И она, перебравшись на кровать, рядом с Верой, начинает длинный рассказ, подробный, как если бы она рассказывала кинематографический сценарий: «Слева он стоял, я немножко позади, а между нами лампа. Он обернулся и сказал: нет, не так: он сперва улыбнулся, и я подумала, что он думает, то я думаю, что он думает… Оказывается: ничего подобного!»
И так далее, — о каких-то чувствах, словах, поцелуях, об опыте настоящего Шуркина романа, об одном жутком вечере, когда ее спасла очень узкая — дудочкой — юбка, и о другом, уже менее жутком, когда ничего не спасло.
Шурка сморкается, размякает и, обняв Веру, стихает.
— У тебя страшно сильно бьется сердце, — вдруг говорит она, — даже смешно. Всегда так?
— Наверное всегда… Ты его любишь?
— Ну конечно.
— А он тебя?
— Ясно.
— Какое счастье!
— Кинематограф! — и Шурка пожимает плечами. — Нет, просто удивительно, до чего у тебя сердце шумное. Как железная дорога.
В попову квартиру ходили — вот уже несколько месяцев — по черной лестнице. Дверь в кухню была приоткрыта, из нее рвался липкий, сладкий пар: запах кипящего глинтвейна. Попова родственница стояла посреди кухни, красная, с каплей под носом; она готова была ринутся, если понадобиться, в любую сторону, а пока обводила глазами стол с нарезанными для бутербродов ржаными ломтями, плиту, на которой пыхтел медный чан с вином. На окне стояла четверть самогона, Шуркин брат, Геня Венцов, когда-то ученик восьмиклассного коммерческого, а теперь молодой человек неопределенных занятий, прилаживал к четверти пробочник; его приятель и друг, Матренинский, все время облизывая пальцы и виляя задом, потому что боялся испачкаться, стриг кусками селедку и воблу для бутербродов. Тут же лежала длинная, жесткая, лилового цвета колбаса.

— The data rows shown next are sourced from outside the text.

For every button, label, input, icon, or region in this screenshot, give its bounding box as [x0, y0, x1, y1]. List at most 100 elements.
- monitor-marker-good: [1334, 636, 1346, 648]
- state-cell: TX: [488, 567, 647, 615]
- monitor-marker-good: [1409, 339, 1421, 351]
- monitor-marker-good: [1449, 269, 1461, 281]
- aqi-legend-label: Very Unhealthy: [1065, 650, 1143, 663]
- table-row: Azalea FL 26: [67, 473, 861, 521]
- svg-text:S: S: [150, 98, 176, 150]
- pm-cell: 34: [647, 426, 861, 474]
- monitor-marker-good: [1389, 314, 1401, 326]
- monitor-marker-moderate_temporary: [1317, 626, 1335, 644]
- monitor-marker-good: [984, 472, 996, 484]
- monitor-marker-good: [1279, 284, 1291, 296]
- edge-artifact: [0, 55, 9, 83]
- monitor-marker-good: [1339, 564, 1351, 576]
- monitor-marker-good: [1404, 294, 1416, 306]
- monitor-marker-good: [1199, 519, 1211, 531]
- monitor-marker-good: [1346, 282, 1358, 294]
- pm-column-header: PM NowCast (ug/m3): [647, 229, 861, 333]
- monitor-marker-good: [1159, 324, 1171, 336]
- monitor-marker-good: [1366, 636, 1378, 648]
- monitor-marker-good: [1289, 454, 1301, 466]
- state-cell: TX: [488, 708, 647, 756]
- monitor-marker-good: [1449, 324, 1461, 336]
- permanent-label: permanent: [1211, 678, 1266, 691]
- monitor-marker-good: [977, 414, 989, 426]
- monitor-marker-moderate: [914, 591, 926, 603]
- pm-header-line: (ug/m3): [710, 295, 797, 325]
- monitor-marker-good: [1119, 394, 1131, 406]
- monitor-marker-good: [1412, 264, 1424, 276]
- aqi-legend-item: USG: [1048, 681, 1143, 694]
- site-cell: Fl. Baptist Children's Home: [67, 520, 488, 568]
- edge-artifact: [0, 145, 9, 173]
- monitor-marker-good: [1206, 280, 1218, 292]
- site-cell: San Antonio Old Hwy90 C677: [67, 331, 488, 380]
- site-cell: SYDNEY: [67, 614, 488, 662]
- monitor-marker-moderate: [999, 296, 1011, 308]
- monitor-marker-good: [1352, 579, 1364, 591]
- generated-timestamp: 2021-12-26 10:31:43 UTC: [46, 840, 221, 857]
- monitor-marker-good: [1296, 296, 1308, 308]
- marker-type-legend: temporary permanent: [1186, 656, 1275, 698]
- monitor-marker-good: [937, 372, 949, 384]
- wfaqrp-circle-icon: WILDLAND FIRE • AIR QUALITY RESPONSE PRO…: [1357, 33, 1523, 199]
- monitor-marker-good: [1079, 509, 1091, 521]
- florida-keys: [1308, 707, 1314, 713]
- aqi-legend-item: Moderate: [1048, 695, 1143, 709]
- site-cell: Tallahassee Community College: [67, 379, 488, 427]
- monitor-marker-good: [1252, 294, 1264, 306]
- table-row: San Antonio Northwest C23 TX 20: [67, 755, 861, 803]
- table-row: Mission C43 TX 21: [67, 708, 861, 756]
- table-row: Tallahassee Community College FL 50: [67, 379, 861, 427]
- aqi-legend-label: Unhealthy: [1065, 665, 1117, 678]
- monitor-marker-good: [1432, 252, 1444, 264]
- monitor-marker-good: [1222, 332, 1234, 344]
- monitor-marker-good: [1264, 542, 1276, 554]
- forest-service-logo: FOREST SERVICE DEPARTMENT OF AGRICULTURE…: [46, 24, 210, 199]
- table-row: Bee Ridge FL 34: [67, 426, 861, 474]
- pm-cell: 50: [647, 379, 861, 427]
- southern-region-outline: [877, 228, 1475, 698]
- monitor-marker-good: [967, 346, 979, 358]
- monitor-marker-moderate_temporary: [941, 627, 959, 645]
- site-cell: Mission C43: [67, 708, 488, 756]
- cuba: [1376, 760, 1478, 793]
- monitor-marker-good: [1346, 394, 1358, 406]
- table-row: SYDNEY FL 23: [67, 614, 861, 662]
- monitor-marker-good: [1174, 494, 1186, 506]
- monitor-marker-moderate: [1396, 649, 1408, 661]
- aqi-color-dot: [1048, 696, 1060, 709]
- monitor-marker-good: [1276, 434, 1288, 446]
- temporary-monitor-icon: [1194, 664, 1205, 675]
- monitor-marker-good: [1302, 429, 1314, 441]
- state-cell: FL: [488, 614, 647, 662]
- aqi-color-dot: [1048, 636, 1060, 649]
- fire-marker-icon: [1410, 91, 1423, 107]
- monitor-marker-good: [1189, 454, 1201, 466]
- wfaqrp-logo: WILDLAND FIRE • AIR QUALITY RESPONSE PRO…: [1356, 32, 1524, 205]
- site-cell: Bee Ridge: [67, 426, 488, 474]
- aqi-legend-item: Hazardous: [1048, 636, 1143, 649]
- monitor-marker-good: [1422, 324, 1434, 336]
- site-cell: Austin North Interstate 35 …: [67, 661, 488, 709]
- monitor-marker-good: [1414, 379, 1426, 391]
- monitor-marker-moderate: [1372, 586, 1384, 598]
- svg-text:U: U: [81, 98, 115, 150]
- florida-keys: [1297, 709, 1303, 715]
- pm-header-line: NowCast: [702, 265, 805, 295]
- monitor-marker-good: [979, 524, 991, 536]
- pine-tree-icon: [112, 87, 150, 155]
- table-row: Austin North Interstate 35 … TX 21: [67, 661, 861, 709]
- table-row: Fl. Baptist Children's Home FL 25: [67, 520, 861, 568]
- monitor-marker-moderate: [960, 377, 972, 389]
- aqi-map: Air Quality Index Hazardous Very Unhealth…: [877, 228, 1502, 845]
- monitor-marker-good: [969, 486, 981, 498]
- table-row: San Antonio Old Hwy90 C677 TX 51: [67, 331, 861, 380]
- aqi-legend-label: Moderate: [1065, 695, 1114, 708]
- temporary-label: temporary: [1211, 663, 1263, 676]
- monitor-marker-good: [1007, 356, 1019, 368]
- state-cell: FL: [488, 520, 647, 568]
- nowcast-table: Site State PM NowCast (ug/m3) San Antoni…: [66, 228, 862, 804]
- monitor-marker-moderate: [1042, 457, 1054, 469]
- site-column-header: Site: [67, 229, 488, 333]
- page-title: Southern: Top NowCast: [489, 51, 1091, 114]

Задолго до этого дня, Геня Венцов решил устроить пир по случаю встречи Нового года. Он и Матренинский достали все, начиная с дров для плиты, с дрожжей для хлеба. Еще накануне поставили они сообща тесто, а нынче с утра протопили в комнатах: Шурка и Геня жили в столовой и зальце, остальные комнаты по коридору были отданы жильцам, впущенным своевременно. Вызвали родственницу из Обухова. «Только, тетенька, просим вам ничему не удивляться и впечатления оставить при себе», — заявил ей Геня и поцеловал ей толстенькие ручки. «Вы, тетенька, наверное, слегка устарели, но по хозяйству очень вас просим». Она сделала обиженное лицо, да так с ним и осталась. Были приглашены: Вера, две новые Шуркины подруги, Матренинский, все три жильца и какой-то господин с женой, жившие по соседству. В столовой был накрыт стол — скатертью, приборами, остатками серебра; в зальце — наставлен граммофон и мебель сдвинута в угол. Шурка, в пышном платье, извлеченном из сундука, в каком-то маскарадном монисте и почему-то лиловых чулках, встречала гостей и сажала их в угол зальца. По стенам висели портреты архиереев.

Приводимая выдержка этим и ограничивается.